21 of today's cases are in Waterford bringing the total number of cases in the county since Friday, to 103.
The incidence rate in Waterford is now the third-highest in the country at 161.8. while the national 14-day incidence rate per 100,000 people is now at 120.
There has been a total of 1,984 Covid-19 related deaths in Ireland along with 68,356 confirmed cases.
Of the cases notified today:
- 199 are men/257 are women.
- 69 per cent are under 45 years of age.
- The median age is 34 years old.
- 105 are in Dublin, 85 in Limerick, 43 in Cork, 38 in Meath, 25 in Clare and the remaining 160 cases are spread across 21 other counties including Waterford.

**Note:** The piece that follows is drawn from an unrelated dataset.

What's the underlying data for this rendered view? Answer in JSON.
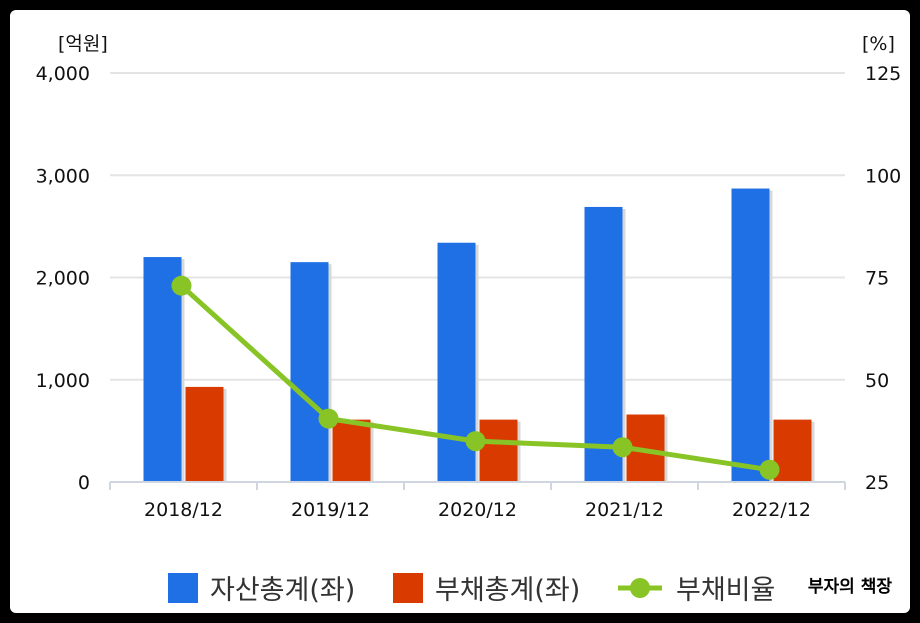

As of 2pm today, 274 Covid-19 patients are in hospital, of which 33 are in ICU. 10 additional Covid-19 patients have been reported in hospitals in the last 24 hours.
There have been 14 additional deaths and a further 331 new cases of Covid-19 confirmed in Northern Ireland today.
Meanwhile, there was a rare piece of good news in relation to the pandemic earlier as Moderna announced that the vaccine it is developing has a 94.5 per cent protection rate.
“We are going to have a vaccine that can stop Covid-19,” Moderna president Stephen Hoge said in a telephone interview.
Moderna's interim analysis was based on 95 infections among trial participants who received either a placebo or the vaccine. Of those, only five infections occurred in those who received the vaccine, which is administered in two shots 28 days apart.